What Informs Architectural Taste?
Taste is a curious thing and I have often wondered how it works. Things considered tasteful can stop being tasteful, seemingly for no apparent reason, but there must be more to it than that. For example, the taste for sweet things in preindustrial England would be heightened by the lack of readily available sugar and sweeter fruit from hotter countries - our native apples are rather sour. Therefore, the sweetness would be associated with wealth and luxury which is almost the opposite now. This can be most clearly seen in the attitude to pineapples, which has changed radically over time.
The first pineapple to reach Europe came on a ship sailed by Columbus, returning from his second voyage from the new world in 1496. Although he bought many of these exotic fruits back with him, all but one rotted - which he gave to the King of Spain. Peter Martyr, a tutor to the Spanish princes, recorded the first tasting: -
“The most invincible King Ferdinand relates that he has eaten another fruit brought from those countries. It is like a pine-nut in form and colour, covered with scales, and firmer than a melon. Its flavour excels all other fruits.”
From that moment the pineapple became a fruit of legend, highly prized and beyond the reach of everyone but royalty. The cult of pineapples grew, and it became a familiar motif of baroque and Neo-Classical architecture to represent wealth and good taste. It was generally used, at a small scale, for decoration, but it was also used to generate the design for a whole building known as the Dunmore Pineapple in Scotland.
Over time, resourceful botanists worked out that pineapples could be grown in England using heated greenhouses and attentive gardeners. The price tag for these fruits was the modern equivalent of £8,000 each and so they were rarely eaten, they were instead used as ornaments for banquets and rented out by the night.
So, how did the fruit of kings become one of the least sophisticated canned goods on our supermarket shelves? With industrialisation, the sourcing of pineapples from distant shores and putting them in cans makes them cheap. We like things most which we can’t have, and once something becomes cheap it loses its allure, and the chattering classes move on to something else.
The same has happened to colour, the painted interiors of Chiswick house were the height of good taste in the 18th century. But now if you were to paint an interior in this way it would be perceived as gaudy. Preindustrial bright colours were hard to produce, blue was made from ground Lapis Lazuli from Afghanistan and purple was the colour of emperors because it demanded vast quantities of a gland from a specific sea snail to produce even a small amount. Now any colour is as easy as each other to produce and so good taste has become the absence of colour.

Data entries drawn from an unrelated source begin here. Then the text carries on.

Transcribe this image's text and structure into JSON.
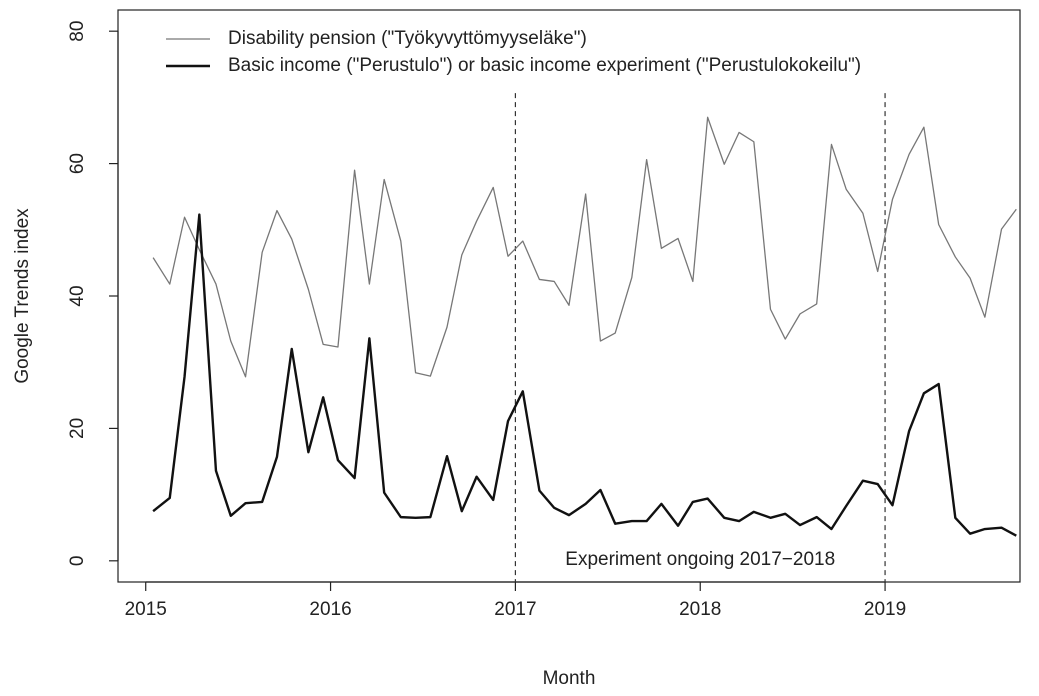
{
  "chart_data": {
    "type": "line",
    "x_label": "Month",
    "y_label": "Google Trends index",
    "annotation": "Experiment ongoing 2017−2018",
    "reference_lines": [
      2017,
      2019
    ],
    "x": [
      2015.04,
      2015.13,
      2015.21,
      2015.29,
      2015.38,
      2015.46,
      2015.54,
      2015.63,
      2015.71,
      2015.79,
      2015.88,
      2015.96,
      2016.04,
      2016.13,
      2016.21,
      2016.29,
      2016.38,
      2016.46,
      2016.54,
      2016.63,
      2016.71,
      2016.79,
      2016.88,
      2016.96,
      2017.04,
      2017.13,
      2017.21,
      2017.29,
      2017.38,
      2017.46,
      2017.54,
      2017.63,
      2017.71,
      2017.79,
      2017.88,
      2017.96,
      2018.04,
      2018.13,
      2018.21,
      2018.29,
      2018.38,
      2018.46,
      2018.54,
      2018.63,
      2018.71,
      2018.79,
      2018.88,
      2018.96,
      2019.04,
      2019.13,
      2019.21,
      2019.29,
      2019.38,
      2019.46,
      2019.54,
      2019.63,
      2019.71
    ],
    "series": [
      {
        "name": "Disability pension (\"Työkyvyttömyyseläke\")",
        "color": "#777777",
        "width": 1.3,
        "values": [
          45.8,
          41.8,
          51.9,
          47,
          41.8,
          33.2,
          27.8,
          46.6,
          52.9,
          48.6,
          41,
          32.7,
          32.3,
          59,
          41.8,
          57.6,
          48.3,
          28.4,
          27.9,
          35.3,
          46.2,
          51.3,
          56.4,
          46,
          48.3,
          42.5,
          42.2,
          38.6,
          55.4,
          33.2,
          34.4,
          42.8,
          60.6,
          47.2,
          48.7,
          42.2,
          67,
          59.9,
          64.7,
          63.3,
          38,
          33.5,
          37.3,
          38.8,
          62.9,
          56.1,
          52.5,
          43.7,
          54.6,
          61.4,
          65.5,
          50.8,
          45.9,
          42.7,
          36.8,
          50.1,
          53.1
        ]
      },
      {
        "name": "Basic income (\"Perustulo\") or basic income experiment (\"Perustulokokeilu\")",
        "color": "#111111",
        "width": 2.4,
        "values": [
          7.5,
          9.5,
          27.8,
          52.3,
          13.6,
          6.8,
          8.7,
          8.9,
          15.7,
          32,
          16.4,
          24.7,
          15.2,
          12.5,
          33.6,
          10.3,
          6.6,
          6.5,
          6.6,
          15.8,
          7.5,
          12.7,
          9.2,
          21.1,
          25.6,
          10.6,
          8,
          6.9,
          8.6,
          10.7,
          5.6,
          6,
          6,
          8.6,
          5.3,
          8.9,
          9.4,
          6.5,
          6,
          7.4,
          6.5,
          7.1,
          5.4,
          6.6,
          4.8,
          8.3,
          12.1,
          11.6,
          8.4,
          19.6,
          25.3,
          26.7,
          6.5,
          4.1,
          4.8,
          5,
          3.8
        ]
      }
    ],
    "xlim": [
      2014.85,
      2019.73
    ],
    "ylim": [
      -3.2,
      83.2
    ],
    "xticks": [
      2015,
      2016,
      2017,
      2018,
      2019
    ],
    "yticks": [
      0,
      20,
      40,
      60,
      80
    ],
    "legend": "top-left"
  }
}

This phenomenon is also true of ornament. Traditionally architects would make their building as ornamental as the purse would allow. Palladio (wrongly perceived as a minimalist) praises Sansovino's Biblioteca Marciana in Venice as “…the richest and most adorned edifice, that perhaps has been made since the ancients…”, implying that ornament equates to beauty. But since industrialisation when ornament could endlessly and easily be squeezed out of a mould, the value of ornament - which would have been hand carved - loses its value. This has led to a belief, first voiced by Adolf Loos in his essay ‘Ornament is Crime’ of 1908, which suggests (with various rather questionable and often slightly racist examples) that ornament is inversely correlated to cultural sophistication. In other words, the more civilised you are the less you need ornament and he sites examples of so-called ‘primitive’ societies who ornament everything, including themselves. He concludes that, ‘Lack of ornament is a sign of spiritual strength’. Le Corbusier’s Villa Savoye perfectly illustrates this trend in built form; an architecture style free from colour, ornament and any historical references.
White and minimalism became tasteful and the style of choice for the rich and glamorous while normal people preferred something a little sweeter and prettier using ornament, colour and an abundance of historical references. The tastemakers would perceive this as provincial and unsophisticated. Modernism was expensive because it was not hugely popular and could not be mass-produced in the same way as less sophisticated architecture. This has been the basic default setting from the 1930s to almost present day. I say almost because now the roles have flipped thanks to the grassroots success of modernism. Helvetia has become the most used font, everyone knows the funny names that Farrow and Ball give to different, yet almost indistinguishable shades of white, and Ikea have metaphorically put the once unattainable pineapple in cans on our supermarket shelves.
Now that the modernist aesthetic is available to everyone at a very low price, the chattering classes and tastemakers are hunting around for something else. A recent example of this trend is Ralph Lauren’s new flagship store in New York, which is not the usual glass modernist stump one would expect but a beautifully designed classical building in stone. Likewise, the more forward-looking journalists and students in architectural schools are getting excited about colour, ornament and historical styles… it is an exciting time to be a classical architect!